O problema central, a Anac não enfrenta: a deterioração da infraestrutura aeroportuária do país. É unânime a avaliação quanto ao estado de penúria atual e isso não é de hoje. Junte-se a isso o inexistente planejamento de nossas autoridades aéreas. Da soma, resulta o improviso que grassa no setor, para o qual muito colabora a incúria da tão mastodôntica quanto ineficiente Infraero.
Os “apagões aéreos” se instalaram na rotina dos brasileiros pelo menos desde fins de 2006. Neste meio-tempo, o fluxo de passageiros cresceu 50%, para 153 milhões neste ano. Mas parece não ter sido suficiente para que alguma ação estratégica fosse posta em marcha pelo governo Lula. O pouco que houve foram remendos, que estão fazendo água por todo lado.
Há mais gente com condições financeiras de tomar um avião no país, mas a estrutura aeroportuária é a de sempre. Resultado: a Anac já dá de barato que 18% das decolagens vão atrasar e 5% serão canceladas neste fim de ano. É o mesmo percentual de um ano atrás. Como um órgão regulador pode se dar por satisfeito com uma situação que se manterá tão ruim quanto há um ano?
O governo federal anuncia investimento de R$ 5,6 bilhões na melhoria de 13 dos nossos aeroportos com vistas à Copa do Mundo de 2014. Até agora, porém, quase nada foi feito: neste ano, até outubro, a execução estava em 22% do orçado e só dois terminais tinham obras. Nos de Goiânia e Vitória, por exemplo, elas não saem do papel por causa de irregularidades.
Não surpreende, portanto, que a Iata, que congrega as companhias aéreas de todo o mundo, considere que 13 dos 20 maiores terminais brasileiros não conseguem dar conta da demanda. É um “desastre crescente” que deixa antever um “vexame” daqui a quatro anos, diz.

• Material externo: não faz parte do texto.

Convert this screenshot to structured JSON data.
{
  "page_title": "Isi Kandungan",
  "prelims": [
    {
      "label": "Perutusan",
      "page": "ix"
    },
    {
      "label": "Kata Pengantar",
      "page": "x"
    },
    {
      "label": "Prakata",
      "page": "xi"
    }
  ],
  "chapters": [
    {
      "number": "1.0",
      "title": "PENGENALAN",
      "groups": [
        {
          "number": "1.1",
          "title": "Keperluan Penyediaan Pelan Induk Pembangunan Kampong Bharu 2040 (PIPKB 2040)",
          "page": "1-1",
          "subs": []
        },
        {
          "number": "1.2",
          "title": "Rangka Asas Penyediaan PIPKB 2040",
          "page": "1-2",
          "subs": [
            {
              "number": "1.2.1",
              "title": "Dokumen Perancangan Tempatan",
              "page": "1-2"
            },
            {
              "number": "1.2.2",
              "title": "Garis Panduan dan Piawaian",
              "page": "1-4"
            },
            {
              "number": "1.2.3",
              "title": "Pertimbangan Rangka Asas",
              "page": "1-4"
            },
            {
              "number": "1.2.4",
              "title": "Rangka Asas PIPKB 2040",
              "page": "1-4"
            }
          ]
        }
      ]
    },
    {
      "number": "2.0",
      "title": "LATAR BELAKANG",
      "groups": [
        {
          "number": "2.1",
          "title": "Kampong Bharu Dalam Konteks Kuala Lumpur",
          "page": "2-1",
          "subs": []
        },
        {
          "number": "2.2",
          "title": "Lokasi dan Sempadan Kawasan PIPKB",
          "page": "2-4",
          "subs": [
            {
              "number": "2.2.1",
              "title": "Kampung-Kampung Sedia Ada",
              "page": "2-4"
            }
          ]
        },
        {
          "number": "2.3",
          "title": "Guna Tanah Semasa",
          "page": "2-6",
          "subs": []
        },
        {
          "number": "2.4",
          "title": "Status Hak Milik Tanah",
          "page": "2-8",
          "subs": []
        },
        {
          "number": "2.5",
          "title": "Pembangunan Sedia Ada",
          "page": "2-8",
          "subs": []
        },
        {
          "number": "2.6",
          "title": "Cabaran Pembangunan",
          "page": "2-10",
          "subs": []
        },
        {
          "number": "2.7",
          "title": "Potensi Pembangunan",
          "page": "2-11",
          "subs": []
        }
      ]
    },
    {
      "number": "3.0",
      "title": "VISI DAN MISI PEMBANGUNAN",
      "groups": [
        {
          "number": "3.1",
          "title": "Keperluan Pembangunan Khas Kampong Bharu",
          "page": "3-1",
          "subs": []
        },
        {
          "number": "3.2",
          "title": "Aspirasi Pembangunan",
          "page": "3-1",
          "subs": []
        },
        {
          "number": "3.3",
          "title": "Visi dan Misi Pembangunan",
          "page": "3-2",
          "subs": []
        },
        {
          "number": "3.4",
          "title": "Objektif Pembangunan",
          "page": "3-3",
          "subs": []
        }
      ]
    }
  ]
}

Para o ministro da Defesa, isso não passa de “terrorismo” das empresas. Mas ele não tem a concordância nem de seus colegas de ministério. Entre os aeroportos mais abarrotados do planeta, estão vários brasileiros, como Santos Dumont (com a segunda maior alta no fluxo de passageiros no mundo em 2009, de 40,6%), Brasília, Confins e Salvador.
O próprio BNDES estima que nos próximos 20 anos a capacidade aeroportuária brasileira terá de ser multiplicada por 2,4 vezes: de 130 milhões para 310 milhões de passageiros por ano. Se tudo continuar como está, a bomba vai estourar bem antes.
Neste quadro de penúria, é positivo que a presidente eleita comece a falar em abrir o capital da Infraero e conceder os aeroportos brasileiros à exploração privada, numa experiência que começaria por sete terminais. Também é salutar tirar a administração da aviação civil da alçada da Defesa – o Brasil é um dos poucos países no mundo em que o Ministério dos Transportes não cuida de um dos modais de transporte. Resta ainda saber o que ela fará com a Anac, único órgão regular inteiramente implantado na gestão Lula e cuja atuação serve como exemplo de tudo o que não se deve fazer em prol do país.